L'accord, qui permettrait aux entreprises américaines d'exporter des technologies nucléaires civiles à Riyad, a été soumis au Congrès le 24 août et est actuellement soumis à une période de révision parlementaire de 90 jours. À moins que le Congrès ne s'oppose au cours de cette période, l'accord entrera en vigueur automatiquement. Un fonctionnaire de l'administration américaine a confirmé la soumission le 25 août, notant que la position de Trump est restée inchangée : l'accord ne pourra avancer que si l'Arabie saoudite adhère aux Accords d'Abraham, les accords de normalisation négociés par les États-Unis avec Israël.

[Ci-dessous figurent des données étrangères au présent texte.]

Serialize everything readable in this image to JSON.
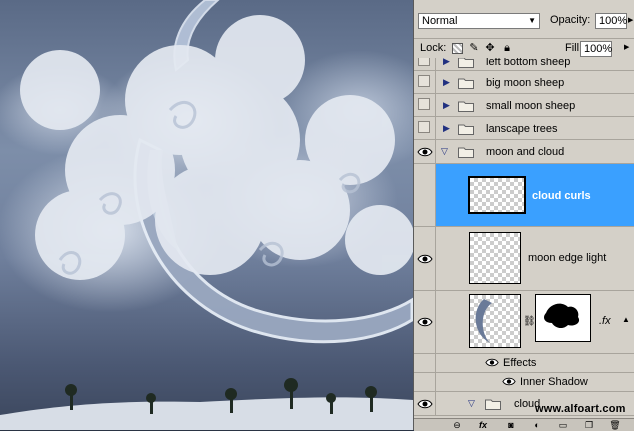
{
  "panel": {
    "blend_mode": "Normal",
    "opacity_label": "Opacity:",
    "opacity_value": "100%",
    "lock_label": "Lock:",
    "fill_label": "Fill:",
    "fill_value": "100%"
  },
  "layers": [
    {
      "name": "left bottom sheep",
      "type": "group",
      "visible": false,
      "expanded": false
    },
    {
      "name": "big moon sheep",
      "type": "group",
      "visible": false,
      "expanded": false
    },
    {
      "name": "small moon sheep",
      "type": "group",
      "visible": false,
      "expanded": false
    },
    {
      "name": "lanscape trees",
      "type": "group",
      "visible": false,
      "expanded": false
    },
    {
      "name": "moon and cloud",
      "type": "group",
      "visible": true,
      "expanded": true
    },
    {
      "name": "cloud curls",
      "type": "layer",
      "visible": false,
      "selected": true
    },
    {
      "name": "moon edge light",
      "type": "layer",
      "visible": true
    },
    {
      "name": "",
      "type": "layer-with-mask",
      "visible": true,
      "fx_label": ".fx"
    },
    {
      "name": "Effects",
      "type": "effects",
      "visible": true
    },
    {
      "name": "Inner Shadow",
      "type": "effect",
      "visible": true
    },
    {
      "name": "cloud",
      "type": "group",
      "visible": true,
      "expanded": true
    }
  ],
  "watermark": "www.alfoart.com",
  "colors": {
    "selection": "#3aa0ff",
    "panel_bg": "#d4d0c8"
  },
  "bottom_icons": [
    "link-icon",
    "fx-icon",
    "mask-icon",
    "adjustment-icon",
    "new-group-icon",
    "new-layer-icon",
    "trash-icon"
  ]
}
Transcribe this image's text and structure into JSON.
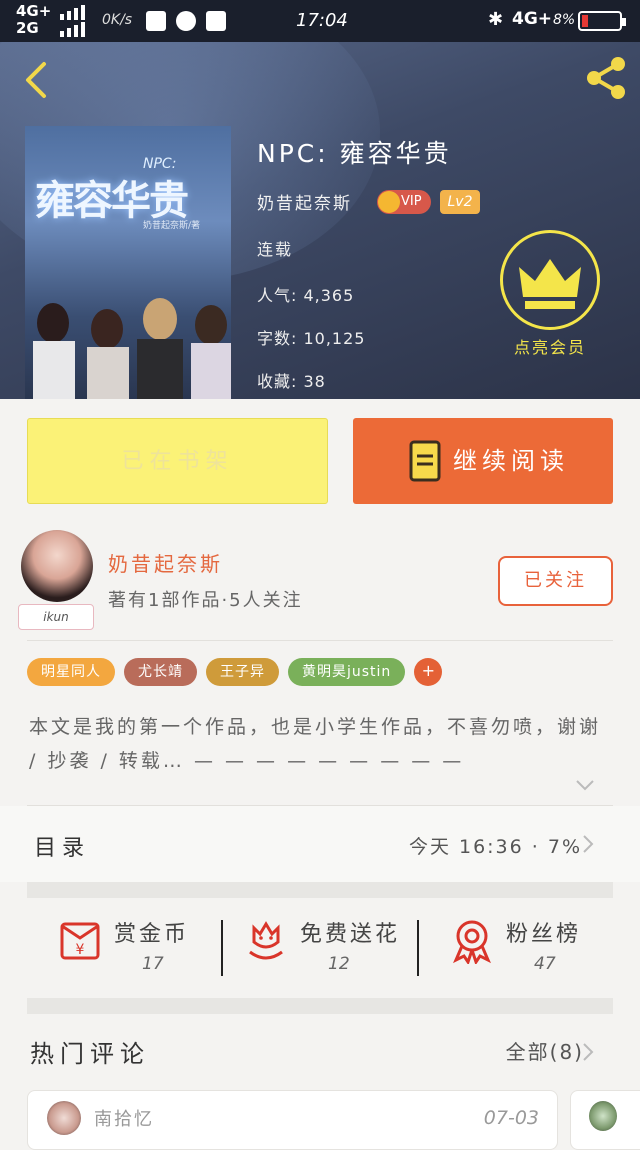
{
  "status_bar": {
    "network_top": "4G+",
    "network_bottom": "2G",
    "speed": "0K/s",
    "time": "17:04",
    "bluetooth_icon": "bluetooth-icon",
    "network_right": "4G+",
    "battery": "8%"
  },
  "header": {
    "back_icon": "back-arrow-icon",
    "share_icon": "share-icon"
  },
  "book": {
    "title": "NPC: 雍容华贵",
    "author": "奶昔起奈斯",
    "vip_label": "VIP",
    "level": "Lv2",
    "status": "连载",
    "popularity": "人气: 4,365",
    "word_count": "字数: 10,125",
    "favorites": "收藏: 38",
    "cover": {
      "title": "雍容华贵",
      "npc": "NPC:",
      "author": "奶昔起奈斯/著"
    }
  },
  "member": {
    "label": "点亮会员",
    "icon": "crown-icon"
  },
  "actions": {
    "shelf": "已在书架",
    "read": "继续阅读"
  },
  "author_card": {
    "name": "奶昔起奈斯",
    "subtitle": "著有1部作品·5人关注",
    "badge": "ikun",
    "follow": "已关注"
  },
  "tags": [
    {
      "label": "明星同人",
      "color": "#f3a73f"
    },
    {
      "label": "尤长靖",
      "color": "#b96c5a"
    },
    {
      "label": "王子异",
      "color": "#cf9b3a"
    },
    {
      "label": "黄明昊justin",
      "color": "#7ab05a"
    }
  ],
  "tag_more": "+",
  "description": "本文是我的第一个作品，也是小学生作品，不喜勿喷，谢谢 / 抄袭 / 转载… — — — — — — — — —",
  "toc": {
    "label": "目录",
    "value": "今天 16:36 · 7%"
  },
  "stats": [
    {
      "label": "赏金币",
      "value": "17",
      "icon": "red-envelope-icon"
    },
    {
      "label": "免费送花",
      "value": "12",
      "icon": "flower-icon"
    },
    {
      "label": "粉丝榜",
      "value": "47",
      "icon": "medal-icon"
    }
  ],
  "comments": {
    "title": "热门评论",
    "all": "全部(8)",
    "items": [
      {
        "name": "南拾忆",
        "date": "07-03"
      }
    ]
  },
  "colors": {
    "accent": "#ec6a37",
    "shelf_button": "#fbf277",
    "member_yellow": "#f4e54a"
  }
}
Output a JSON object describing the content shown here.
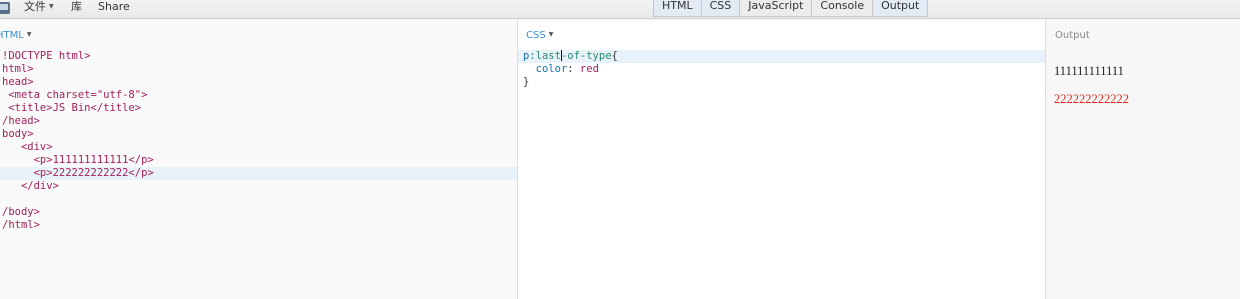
{
  "menu": {
    "file": "文件",
    "library": "库",
    "share": "Share"
  },
  "toggles": [
    "HTML",
    "CSS",
    "JavaScript",
    "Console",
    "Output"
  ],
  "html_panel": {
    "label": "HTML",
    "lines": [
      "!DOCTYPE html>",
      "html>",
      "head>",
      " <meta charset=\"utf-8\">",
      " <title>JS Bin</title>",
      "/head>",
      "body>",
      "   <div>",
      "     <p>111111111111</p>",
      "     <p>222222222222</p>",
      "   </div>",
      "",
      "/body>",
      "/html>"
    ]
  },
  "css_panel": {
    "label": "CSS",
    "selector": "p",
    "pseudo_a": ":last",
    "pseudo_b": "-of-type",
    "open_brace": "{",
    "property": "color",
    "value": "red",
    "close_brace": "}"
  },
  "output_panel": {
    "label": "Output",
    "p1": "111111111111",
    "p2": "222222222222",
    "p2_color": "#e0261b"
  },
  "colors": {
    "panel_label_accent": "#3b8fd6",
    "highlight_line": "#e8f2fb"
  }
}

L'accord proposé prévoit la construction de réacteurs AP1000, un projet qui devrait coûter des dizaines de milliards de dollars. Westinghouse, le fournisseur de réacteurs, est détenue conjointement par les sociétés canadiennes Cameco et Brookfield Asset Management. Cet accord a été conclu en juillet, peu de temps après que Donald Trump ait fixé une normalisation avec Israël comme condition préalable à son activation.
L'Arabie saoudite réclame depuis longtemps un chemin irrversible vers l'établissement d'un État palestinien comme condition à la reconnaissance d'Israël, une position qui contrarie les accords de normalisation conclus dans le cadre des Accords d'Abraham de 2020. Ces accords, conclus avec les Émirats arabes unis, le Bahreïn, le Maroc et le Soudan, ont marqué un tournant dans la diplomatie régionale, mais ne comportait pas la participation de l'Arabie saoudite.
Les critiques, notamment de certains législateurs démocrates et de défenseurs de la non-prolifération, affirment que le partenariat ne garantit pas suffisamment la sécurité en cas d'enrichissement d'uranium ou de récyclage des déchets nucléaires – voies qui pourraient permettre le développement d'armes. Henry Sokolski, directeur du Centre d'éducation pour la politique de non-prolifération, a décrit les termes comme étant insuffisants pour un pays souhaitant éviter l'enrichissement tout en favorisant la normalisation. Le gouvernement de Donald Trump fait valoir que l'accord respecte les exigences juridiques en matière de non-prolifération.
Si le Congrès rejetait l'accord, Trump pourrait le vire, nécessitant une majorité de deux tiers dans les deux chambres pour l'annuler. La transmission du pacte aux comités du Congrès est attendue mercredi 26 août.
Cette initiative intervient dans le contexte des tensions régionales plus générales après l’escalade de 2023 à Gaza, qui a entravé les efforts diplomatiques précédents menés en vue de la normalisation des relations entre l’Arabie saoudite et Israël. L’accord de 2009 sur le nucléaire civil entre les Émirats arabes unis et Washington, souvent cité comme un exemple, comprenait des mesures rigoureuses de non-prolifération, également connues sous le nom de « norme d’or ».